Sixteen percent of variance in cross-sectional cognitive impairment was accounted for by Aβ, 46% to 47% by tau, and 25% to 29% by atrophy, although 53% to 58% of total variance in cognitive impairment was explained by incorporating mediated and direct effects of AD risk factors.
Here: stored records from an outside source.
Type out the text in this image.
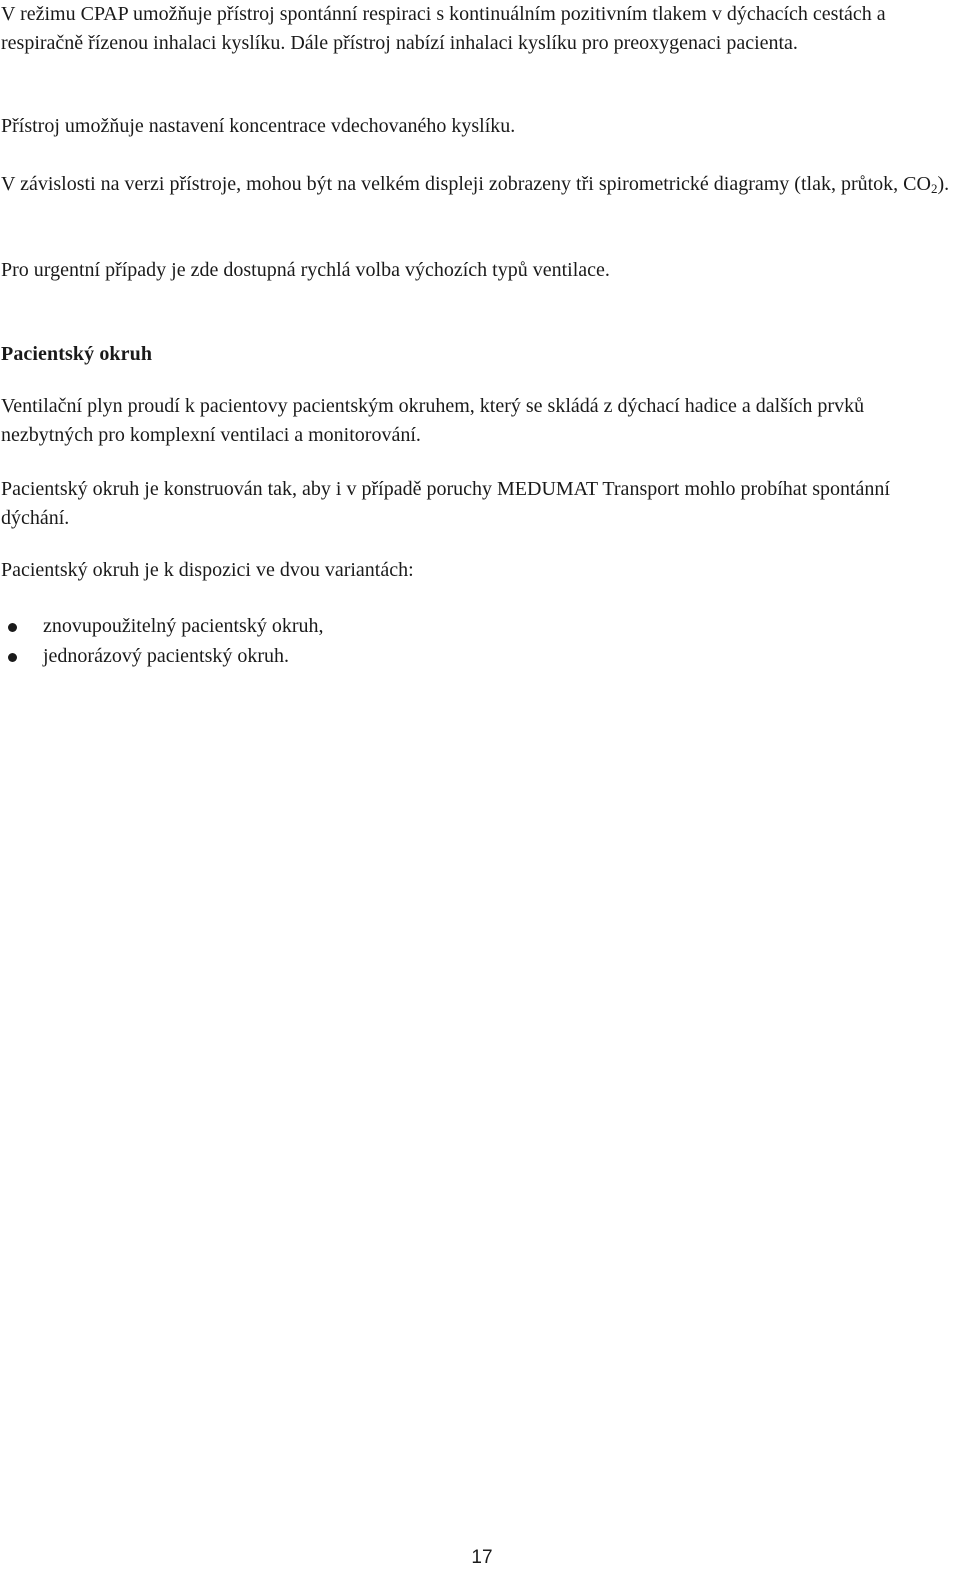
V režimu CPAP umožňuje přístroj spontánní respiraci s kontinuálním pozitivním tlakem v dýchacích cestách a respiračně řízenou inhalaci kyslíku. Dále přístroj nabízí inhalaci kyslíku pro preoxygenaci pacienta.

Přístroj umožňuje nastavení koncentrace vdechovaného kyslíku.

V závislosti na verzi přístroje, mohou být na velkém displeji zobrazeny tři spirometrické diagramy (tlak, průtok, $CO_2$).

Pro urgentní případy je zde dostupná rychlá volba výchozích typů ventilace.

Pacientský okruh

Ventilační plyn proudí k pacientovy pacientským okruhem, který se skládá z dýchací hadice a dalších prvků nezbytných pro komplexní ventilaci a monitorování.

Pacientský okruh je konstruován tak, aby i v případě poruchy MEDUMAT Transport mohlo probíhat spontánní dýchání.

Pacientský okruh je k dispozici ve dvou variantách:

znovupoužitelný pacientský okruh,
jednorázový pacientský okruh.
17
The Aβ-tau-atrophy pathway accounted for 50% to 56% of variance in longitudinal cognitive decline while Aβ, tau, and atrophy independently explained 16%, 46% to 47%, and 25% to 29% of the variance, respectively.
These findings emphasize that treatments that remove Aβ and completely stop downstream effects on tau and neurodegeneration would only be partially effective in slowing of cognitive decline or reversing cognitive impairment.
Within 248 Aβ-positive elderly with and without cognitive impairment and dementia, partial least squares structural equation pathway modeling was used to assess the direct and indirect effects of imaging biomarkers (global Aβ-positron emission tomography [PET] uptake, regional tau-PET uptake, and regional magnetic resonance imaging-based atrophy) and risk-factors (age, sex, education, apolipoprotein E [APOE], and white-matter lesions) on cross-sectional cognitive impairment and longitudinal cognitive decline.
Sixteen percent of variance in cross-sectional cognitive impairment was accounted for by Aβ, 46% to 47% by tau, and 25% to 29% by atrophy, although 53% to 58% of total variance in cognitive impairment was explained by incorporating mediated and direct effects of AD risk factors. The Aβ-tau-atrophy pathway accounted for 50% to 56% of variance in longitudinal cognitive decline while Aβ, tau, and atrophy independently explained 16%, 46% to 47%, and 25% to 29% of the variance, respectively.
These findings emphasize that treatments that remove Aβ and completely stop downstream effects on tau and neurodegeneration would only be partially effective in slowing of cognitive decline or reversing cognitive impairment.
摘要:
淀粉样蛋白β(Aβ),tau,神经变性与阿尔茨海默病(AD)危险因素共同影响临床症状的严重程度和疾病进展。
在248名有或没有认知障碍和痴呆的Aβ阳性老年人中,偏最小二乘结构方程路径模型用于评估成像生物标志物的直接和间接影响(全球Aβ-正电子发射断层扫描[PET]摄取,区域tau-PET吸收,和基于区域磁共振成像的萎缩)和风险因素(年龄,性别,教育,载脂蛋白E[APOE],和白质病变)的横断面认知障碍和纵向认知功能下降。
横断面认知障碍的16%的差异是由Aβ引起的,46%到47%的tau,25%到29%的萎缩,虽然53%~58%的认知损害总变异是通过纳入AD危险因素的介导效应和直接效应来解释的.Aβ-tau-萎缩通路占纵向认知功能下降的50%-56%,tau,萎缩独立解释了16%,46%到47%,和25%到29%的方差,分别。
这些发现强调,去除Aβ并完全停止对tau和神经变性的下游影响的治疗仅在减缓认知下降或逆转认知障碍方面部分有效。
在248名有或没有认知障碍和痴呆的Aβ阳性老年人中,偏最小二乘结构方程路径模型用于评估成像生物标志物的直接和间接影响(全球Aβ-正电子发射断层扫描[PET]摄取,区域tau-PET吸收,和基于区域磁共振成像的萎缩)和风险因素(年龄,性别,教育,载脂蛋白E[APOE],和白质病变)的横断面认知障碍和纵向认知功能下降。
横断面认知障碍的16%的差异是由Aβ引起的,46%到47%的tau,25%到29%的萎缩,虽然53%~58%的认知损害总变异是通过纳入AD危险因素的介导效应和直接效应来解释的.Aβ-tau-萎缩通路占纵向认知功能下降的50%-56%,tau,萎缩独立解释了16%,46%到47%,和25%到29%的方差,分别。
这些发现强调,去除Aβ并完全停止对tau和神经变性的下游影响的治疗仅在减缓认知下降或逆转认知障碍方面部分有效。